早期警告からの遅すぎる教訓:2 | 化学物質過敏症 runのブログ

化学物質過敏症 runのブログ

化学物質過敏症 電磁波過敏症 シックスクール問題を中心としたブログです

21 携帯電話使用と脳腫瘍のリスク:早期警告、早期行動?
レナート・ハーデル、マイケル・カールベルグ、デヴィッド・ギー
2011 年、世界保健機関の国際がん研究センター(IARC)は、携帯電話と、
同様の非電離放射線の電磁場(EMFs)を発生させるその他の機器からの電磁波を、グループ2B、つまりヒトに対して発がん性の「可能性」がある、と分類した。

9 年前にIARC は、頭上の電力送電線からの磁場を、同じ2B に分類している。
携帯電話に関するIARC の決定は、携帯電話使用と脳腫瘍の潜在的な関連性に関するヒトを対象にした2 組の症例対象研究に、主に基づいている。

それは、IARC インターフォーン研究とスウェーデンのハーデル・グループの研究だ。
どちらの研究も、相補性があり、概して互いに支持的な結果を提示した。

本章は、2011 年のIARC 決定に至る議論とレビューだけでなく、二つのグループ—そして異なる結論を導いた他のグループの―研究の報告を述べる。

また、様々なグループが、権威あるIARC 評価を、非常に相違して、どのように解釈したかも記述する。
携帯電話と脳腫瘍について、今までにいくつかのメタ・アナリシスとレビューがこれまでに発表されている。

それらは、この問題について疫学的に行なっている問題、これまでに発表された主な研究の方法論的な限界、そしてそれらの結果の解釈の難しさについて述べている。
脳腫瘍発症率の国レベルのデータは、症例対象研究で観察された携帯電話と脳腫瘍の関連性を、適格または不適格にするために使うことができるだろう、と提唱されてきた。

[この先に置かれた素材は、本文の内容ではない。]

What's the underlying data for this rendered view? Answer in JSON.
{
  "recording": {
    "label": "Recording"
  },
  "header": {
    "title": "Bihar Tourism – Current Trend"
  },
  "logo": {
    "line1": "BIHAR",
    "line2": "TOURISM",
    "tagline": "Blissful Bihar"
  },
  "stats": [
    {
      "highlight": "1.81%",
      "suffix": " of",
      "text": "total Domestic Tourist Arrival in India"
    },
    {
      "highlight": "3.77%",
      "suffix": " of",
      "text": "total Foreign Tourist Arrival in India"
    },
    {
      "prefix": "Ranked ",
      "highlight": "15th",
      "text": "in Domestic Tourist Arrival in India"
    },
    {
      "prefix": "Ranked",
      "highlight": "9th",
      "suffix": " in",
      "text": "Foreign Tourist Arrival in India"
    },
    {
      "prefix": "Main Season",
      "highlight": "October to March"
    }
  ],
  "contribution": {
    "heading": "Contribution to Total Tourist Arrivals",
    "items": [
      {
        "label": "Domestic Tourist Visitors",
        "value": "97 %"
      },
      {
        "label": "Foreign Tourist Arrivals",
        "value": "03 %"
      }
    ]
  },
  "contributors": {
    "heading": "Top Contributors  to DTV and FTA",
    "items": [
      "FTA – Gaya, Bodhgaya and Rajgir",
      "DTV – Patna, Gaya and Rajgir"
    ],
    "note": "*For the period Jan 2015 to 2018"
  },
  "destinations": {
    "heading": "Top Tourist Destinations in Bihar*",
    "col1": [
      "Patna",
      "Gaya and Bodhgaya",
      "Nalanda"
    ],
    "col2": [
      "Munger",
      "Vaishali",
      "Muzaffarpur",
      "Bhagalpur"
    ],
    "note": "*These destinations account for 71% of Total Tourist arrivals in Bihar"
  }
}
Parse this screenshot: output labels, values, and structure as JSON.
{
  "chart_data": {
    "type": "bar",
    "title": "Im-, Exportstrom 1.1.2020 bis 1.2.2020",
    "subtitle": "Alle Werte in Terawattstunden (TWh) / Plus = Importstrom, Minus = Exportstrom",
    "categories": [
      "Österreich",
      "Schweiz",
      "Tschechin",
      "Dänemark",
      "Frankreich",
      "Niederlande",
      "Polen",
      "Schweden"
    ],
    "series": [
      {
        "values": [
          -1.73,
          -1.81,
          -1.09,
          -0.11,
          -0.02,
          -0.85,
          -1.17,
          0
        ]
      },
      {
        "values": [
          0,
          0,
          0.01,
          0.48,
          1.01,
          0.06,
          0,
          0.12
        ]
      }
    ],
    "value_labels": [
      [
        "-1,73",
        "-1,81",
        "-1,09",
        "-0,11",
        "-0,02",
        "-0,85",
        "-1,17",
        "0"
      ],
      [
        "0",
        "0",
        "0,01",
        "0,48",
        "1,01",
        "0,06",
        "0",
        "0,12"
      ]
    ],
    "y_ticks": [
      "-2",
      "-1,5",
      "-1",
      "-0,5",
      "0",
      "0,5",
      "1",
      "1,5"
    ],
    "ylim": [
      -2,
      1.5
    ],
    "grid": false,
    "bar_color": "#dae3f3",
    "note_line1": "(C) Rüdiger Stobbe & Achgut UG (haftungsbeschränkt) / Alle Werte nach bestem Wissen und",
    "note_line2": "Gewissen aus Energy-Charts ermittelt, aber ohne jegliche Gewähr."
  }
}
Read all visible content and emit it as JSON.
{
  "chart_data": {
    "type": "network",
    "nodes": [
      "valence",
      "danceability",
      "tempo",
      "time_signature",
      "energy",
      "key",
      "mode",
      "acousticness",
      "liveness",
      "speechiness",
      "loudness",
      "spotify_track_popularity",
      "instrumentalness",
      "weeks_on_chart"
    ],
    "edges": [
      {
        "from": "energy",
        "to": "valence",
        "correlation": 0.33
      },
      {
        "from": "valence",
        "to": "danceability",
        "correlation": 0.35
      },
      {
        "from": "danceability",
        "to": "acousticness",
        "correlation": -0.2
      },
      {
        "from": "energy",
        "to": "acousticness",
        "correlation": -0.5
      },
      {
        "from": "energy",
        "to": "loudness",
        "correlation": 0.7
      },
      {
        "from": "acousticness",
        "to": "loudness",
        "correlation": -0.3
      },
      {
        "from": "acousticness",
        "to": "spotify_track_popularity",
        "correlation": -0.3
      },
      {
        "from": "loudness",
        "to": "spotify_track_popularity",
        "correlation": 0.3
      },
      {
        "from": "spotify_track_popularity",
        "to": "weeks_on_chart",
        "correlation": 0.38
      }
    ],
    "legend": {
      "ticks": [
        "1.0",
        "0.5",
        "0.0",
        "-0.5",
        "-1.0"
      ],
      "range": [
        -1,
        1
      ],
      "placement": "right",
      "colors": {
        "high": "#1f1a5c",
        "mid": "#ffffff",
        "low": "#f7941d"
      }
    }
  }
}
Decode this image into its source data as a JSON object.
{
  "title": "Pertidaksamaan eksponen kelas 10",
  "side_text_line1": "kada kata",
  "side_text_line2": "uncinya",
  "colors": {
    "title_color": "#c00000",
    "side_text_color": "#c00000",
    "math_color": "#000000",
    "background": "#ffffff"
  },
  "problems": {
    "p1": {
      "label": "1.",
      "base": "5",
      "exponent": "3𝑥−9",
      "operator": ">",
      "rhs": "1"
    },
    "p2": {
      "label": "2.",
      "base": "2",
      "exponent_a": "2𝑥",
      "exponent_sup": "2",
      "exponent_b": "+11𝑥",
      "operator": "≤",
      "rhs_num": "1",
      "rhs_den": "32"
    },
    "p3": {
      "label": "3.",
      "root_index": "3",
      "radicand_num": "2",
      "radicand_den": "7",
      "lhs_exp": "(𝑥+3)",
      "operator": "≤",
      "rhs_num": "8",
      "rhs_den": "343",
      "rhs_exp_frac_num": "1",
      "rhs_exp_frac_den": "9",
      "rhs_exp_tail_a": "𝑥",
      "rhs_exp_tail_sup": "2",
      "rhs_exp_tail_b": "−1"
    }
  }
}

しかしながら、方法論的な欠点に加えて、記述的な研究でわかっていない脳腫瘍の他のリスク因子への被曝の変化などの、全体的な発症率に影響する他の因子があるかもしれない。

がんの発症は、病気の開始、促進、発達によって決まる。無線周波数電磁場の発がんメカニズムは、はっきりしていないので、脳腫瘍発症に関する記述的データは値が限られているという見解を支持する。
この章は、多様な研究の検討とIARC 発がん分類の考慮における携帯電話産業の無気力さを、そして潜在的な健康リスクについて豊富で一貫した情報を公衆に提供することにメディアが失敗したことを指摘する。

IARC 発がん性分類も、電磁波の広範な発生源から公衆衛生を守るという政府の責任の認識に、大きな影響を与えなかったことも示す。
携帯電話通信の利便性は多数あるが、そのような利便性は、危害が広範囲に広まる可能性を考慮する必要がある。

今、頭部への被曝を減らすための予防(原則)的行動は、存在するかもしれない脳腫瘍のあらゆるリスクの大きさと深刻さを制限するだろう。

被曝削減は、脳腫瘍の症例研究で検討されていない、その他の潜在的な害を減らすことにも役立つだろう。
神経膠腫と聴神経腫を発症した無線電話を長時間使うヘビーユーザーの労働者は補償されなくてはいけない、とする証拠が増えている。

世界初の判決は、2012 年10 月12 日に確定した。イタリア最高裁判所は、労働者のための保険団体(INAIL)が、無線電話を12 年間使って脳の神経腫になったビジネスマンに補償を与えなくてはいけない、とした前判決の上告を棄却した。